# Nord Pas de Calais - Kent overnighting



## 101819 (Nov 17, 2006)

Well, it´s me again!

I´ve been in UK in August 2005 but we didn´t really stop in Calais or in Dover for overnighting. From what I´ve read here, you can stop in "sans billet" park in Calais docks, but you can´t in Dover docks. Is this 100 % true or not? 
Oh, and this. I´ve also read that a lot of people go to Cap Gris Nez, stay in Wissant, and even at St.Margaret´s at Cliffe! As we are planning to visit the location of Julius Caesar´s first landing in Britain near Walmer, I was thinking if there was a wild camping spot as well?
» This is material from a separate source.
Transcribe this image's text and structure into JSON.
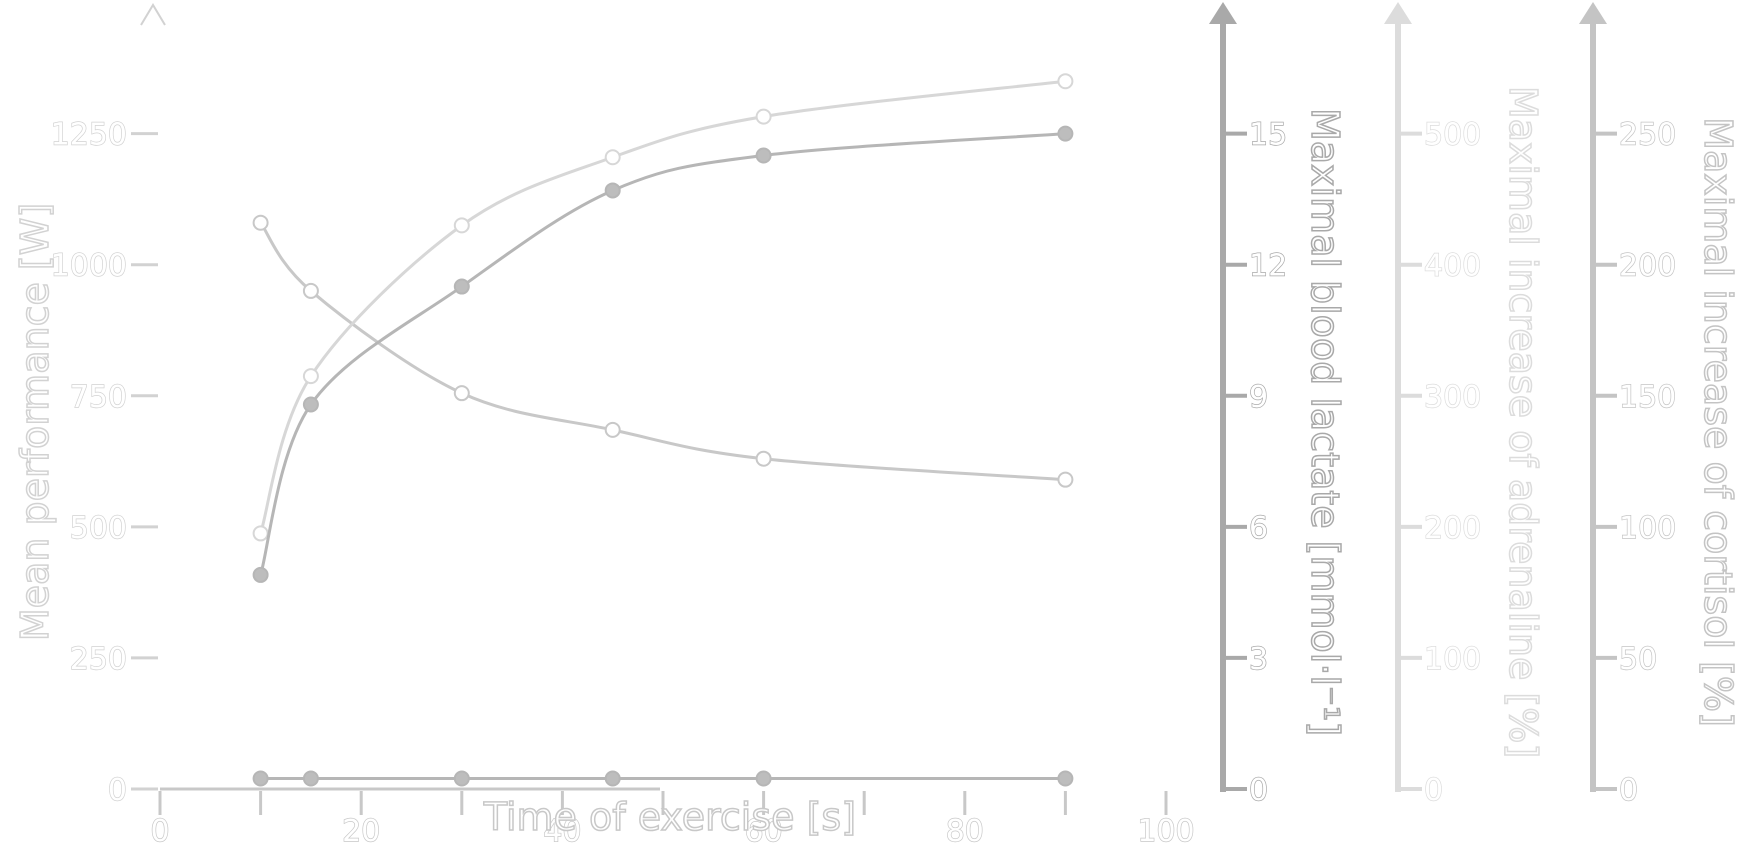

As usual, thanks for all the info. :wink: 

Miha, from Slovenia


----------



## bognormike (May 10, 2005)

I think the entrance to Dover is difficult & you can't go anywhere but up to the check in counters, so no real opportunity to park up like at Calais. There is the Marine Parade parking which is well documented on here - try a search!


----------



## peejay (May 10, 2005)

Hi Miha, welcome to MHFacts,

No overnight parking allowed at Dover docks i'm afraid but you can overnight at marine parade.......
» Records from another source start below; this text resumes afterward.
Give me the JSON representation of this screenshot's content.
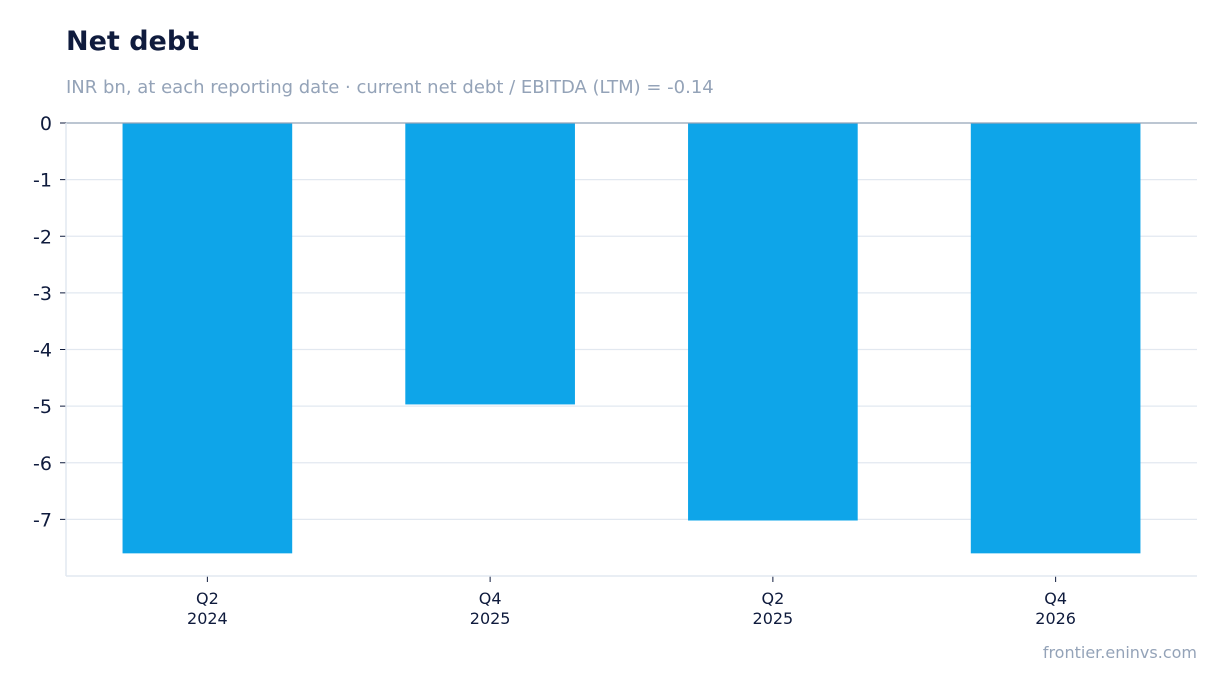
{
  "header": {
    "title": "Net debt",
    "subtitle": "INR bn, at each reporting date · current net debt / EBITDA (LTM) = -0.14"
  },
  "footer": {
    "source": "frontier.eninvs.com"
  },
  "colors": {
    "bar": "#0ea5e9",
    "grid": "#e2e8f0",
    "axis": "#94a3b8",
    "text": "#0f1b3d"
  },
  "chart_data": {
    "type": "bar",
    "title": "Net debt",
    "subtitle": "INR bn, at each reporting date · current net debt / EBITDA (LTM) = -0.14",
    "categories": [
      [
        "Q2",
        "2024"
      ],
      [
        "Q4",
        "2025"
      ],
      [
        "Q2",
        "2025"
      ],
      [
        "Q4",
        "2026"
      ]
    ],
    "values": [
      -7.6,
      -4.97,
      -7.02,
      -7.6
    ],
    "yticks": [
      0,
      -1,
      -2,
      -3,
      -4,
      -5,
      -6,
      -7
    ],
    "ylim": [
      -8,
      0
    ],
    "grid": true,
    "xlabel": "",
    "ylabel": ""
  }
}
On the other side in France, they aren't keen on overnight parking at Gris Nez ever since the area has been redeveloped but some have got away with the odd night. Absolutely no problems parking at the 'sans billets' at the calais terminal though.
A few more maps to help you...

'Sans Billets' parking location at Calais docks (free).....









The official aire at Calais (€7per night).....









An alternative to the aire at the marina (free).....









happy travels,

pete.


----------